In groundwater modeling, uncertainty in parameters and predictions can be reduced by history-matching the model against observations of groundwater levels. When observations span different periods or come from pumping tests, complex calibration schemes may be required, potentially making optimization unfeasible. In such cases, the modeler may choose to lose information by reducing or simplifying the observation set in exchange for a manageable process.
This study employs the Ensemble Space Inversion (ENSI) methodology for history-matching a groundwater model of a complex site against a large number of observations. ENSI estimates "super parameters" instead of native model parameters, using an ensemble of random samples from prior parameter probability distributions. A key advantage of this method is that it requires far fewer super parameters than model parameters, reducing the number of model runs needed to calculate parameter sensitivities.
ENSI was applied to a site characterized by heterogeneous pyroclastic and volcanic deposits, with three distinct aquifers. Various hydraulic tests were conducted to determine site-specific hydrogeological parameters, assess vertical conductance, derive pumping well characteristics, and collect piezometric data. A six-layer numerical model was developed using MODFLOW-USG. Hydraulic parameters were calibrated via pilot points, with values interpolated through kriging.
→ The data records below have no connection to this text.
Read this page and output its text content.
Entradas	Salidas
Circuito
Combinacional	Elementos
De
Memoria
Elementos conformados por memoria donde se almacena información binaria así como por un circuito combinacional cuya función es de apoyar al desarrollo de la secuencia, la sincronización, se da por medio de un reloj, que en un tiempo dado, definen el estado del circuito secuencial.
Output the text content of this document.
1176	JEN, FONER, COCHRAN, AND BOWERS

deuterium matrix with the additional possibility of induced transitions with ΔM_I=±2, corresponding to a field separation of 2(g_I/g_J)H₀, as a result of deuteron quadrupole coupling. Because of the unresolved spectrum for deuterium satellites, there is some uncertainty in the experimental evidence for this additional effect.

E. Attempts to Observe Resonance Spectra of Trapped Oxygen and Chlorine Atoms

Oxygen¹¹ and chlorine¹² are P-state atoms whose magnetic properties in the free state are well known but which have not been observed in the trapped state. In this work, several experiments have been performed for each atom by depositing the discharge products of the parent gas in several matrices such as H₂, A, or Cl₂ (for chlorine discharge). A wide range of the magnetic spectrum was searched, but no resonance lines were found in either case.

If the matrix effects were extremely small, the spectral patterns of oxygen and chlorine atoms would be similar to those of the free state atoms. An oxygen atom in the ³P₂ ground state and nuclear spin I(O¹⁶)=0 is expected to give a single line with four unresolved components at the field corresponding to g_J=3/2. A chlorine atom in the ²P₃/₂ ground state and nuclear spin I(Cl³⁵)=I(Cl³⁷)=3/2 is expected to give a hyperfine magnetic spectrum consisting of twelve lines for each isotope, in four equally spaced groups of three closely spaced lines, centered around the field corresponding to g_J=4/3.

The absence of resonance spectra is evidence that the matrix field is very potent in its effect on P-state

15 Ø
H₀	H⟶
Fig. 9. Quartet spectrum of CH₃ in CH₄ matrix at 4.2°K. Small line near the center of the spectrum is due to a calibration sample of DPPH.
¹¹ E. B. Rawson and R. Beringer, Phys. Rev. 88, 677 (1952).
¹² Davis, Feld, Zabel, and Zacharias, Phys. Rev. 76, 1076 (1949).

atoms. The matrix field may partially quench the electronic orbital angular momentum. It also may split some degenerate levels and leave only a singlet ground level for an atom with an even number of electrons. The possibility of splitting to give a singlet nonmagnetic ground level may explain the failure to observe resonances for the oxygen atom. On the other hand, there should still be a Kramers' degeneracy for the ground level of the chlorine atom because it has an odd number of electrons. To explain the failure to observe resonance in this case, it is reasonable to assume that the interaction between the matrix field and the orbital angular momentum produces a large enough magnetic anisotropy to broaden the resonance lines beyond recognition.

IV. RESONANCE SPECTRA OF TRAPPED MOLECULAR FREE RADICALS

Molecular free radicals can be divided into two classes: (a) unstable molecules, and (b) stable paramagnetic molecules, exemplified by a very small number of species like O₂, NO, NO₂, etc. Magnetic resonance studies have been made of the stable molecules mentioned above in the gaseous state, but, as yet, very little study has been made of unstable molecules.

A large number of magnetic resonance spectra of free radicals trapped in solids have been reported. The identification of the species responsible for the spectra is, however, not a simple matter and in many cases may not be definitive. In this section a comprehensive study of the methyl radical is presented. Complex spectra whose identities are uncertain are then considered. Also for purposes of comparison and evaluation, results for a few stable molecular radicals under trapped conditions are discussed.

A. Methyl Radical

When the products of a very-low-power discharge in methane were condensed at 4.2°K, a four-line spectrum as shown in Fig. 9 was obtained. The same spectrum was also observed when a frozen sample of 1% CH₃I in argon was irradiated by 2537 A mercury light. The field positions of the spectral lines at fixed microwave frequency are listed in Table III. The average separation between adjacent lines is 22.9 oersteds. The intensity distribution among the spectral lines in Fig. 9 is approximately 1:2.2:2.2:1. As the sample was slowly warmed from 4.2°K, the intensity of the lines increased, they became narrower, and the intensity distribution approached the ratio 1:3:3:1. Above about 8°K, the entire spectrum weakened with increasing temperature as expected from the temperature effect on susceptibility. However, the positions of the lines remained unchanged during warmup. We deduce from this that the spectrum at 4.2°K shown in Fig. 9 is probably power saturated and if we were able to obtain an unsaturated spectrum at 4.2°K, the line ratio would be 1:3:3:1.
Compared to history-matching the same model using a standard GLM method applied to model parameters, ENSI provided several advantages: fast convergence to low objective function values, significantly reduced execution time, and natural parameter field distributions.
Though ENSI does not perform uncertainty estimation, it offers a fast and effective way to obtain a single history-matched model, which could serve as a starting point for ensemble-based uncertainty assessment.